I wounder about the people that pass me by, what is their drive? What is their motivation? Are they just like looking for that one? Do they crave something more in life like I do? I'm sure they feel more or less the same but what is it that make it their own motive? What is it in their day to day that keep them going?
RT (random thought) - sis moved out yet again, this time without saying bye..
On the bus ride home I was feeling a bit down. I just felt like crying. Yes I know what you're thinking emo me, pms me, but it maybe more then that.. it just sucks feeling so down. The day passes and I feel silly for having such low thoughts. Because over the years I've learn to be a bit more positive and look for the light of things but day by day slowly a shadow can cast over it all. I love what I have, I'm grateful for lots but still that doesn't mean I don't even feel depressed.
“Every man is his own doctor of divinity in the last resort” - Robert Louis Stevenson
And with that I remind myself that even when you feel so alone you always have yourself to turn to. Look deep and remind yourself these thoughts are only temporary.
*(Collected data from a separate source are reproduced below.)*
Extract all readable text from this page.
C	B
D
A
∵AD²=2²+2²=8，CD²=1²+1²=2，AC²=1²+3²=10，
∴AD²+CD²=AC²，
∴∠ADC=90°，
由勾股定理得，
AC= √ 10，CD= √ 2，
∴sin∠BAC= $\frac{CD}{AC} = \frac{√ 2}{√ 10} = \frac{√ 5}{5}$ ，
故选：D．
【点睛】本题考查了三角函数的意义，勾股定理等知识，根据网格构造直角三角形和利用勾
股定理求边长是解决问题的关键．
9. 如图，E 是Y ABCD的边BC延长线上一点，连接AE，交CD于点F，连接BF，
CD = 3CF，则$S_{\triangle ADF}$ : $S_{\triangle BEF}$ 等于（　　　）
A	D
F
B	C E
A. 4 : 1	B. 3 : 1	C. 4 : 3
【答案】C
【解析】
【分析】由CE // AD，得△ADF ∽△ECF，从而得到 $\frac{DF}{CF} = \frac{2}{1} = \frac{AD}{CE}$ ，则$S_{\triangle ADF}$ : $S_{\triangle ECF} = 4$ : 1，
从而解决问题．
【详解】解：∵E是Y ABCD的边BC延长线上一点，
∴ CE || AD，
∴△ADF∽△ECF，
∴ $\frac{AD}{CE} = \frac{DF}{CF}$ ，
I was thinking of one of my old friends today that I no longer talk to because of a fall out. Then coming home I saw her drive by her old neighbourhood as I walked by. She slowed down to wave so I waved back, it was nice to see her happy.
RT- listening to music can be so therapeutic
RT- fin allergy's suck. I've had this sinus headache all day :( major ouch
RT-inconsiderate people, bitches, unorganized people, and people in a hurry just blow my mind!!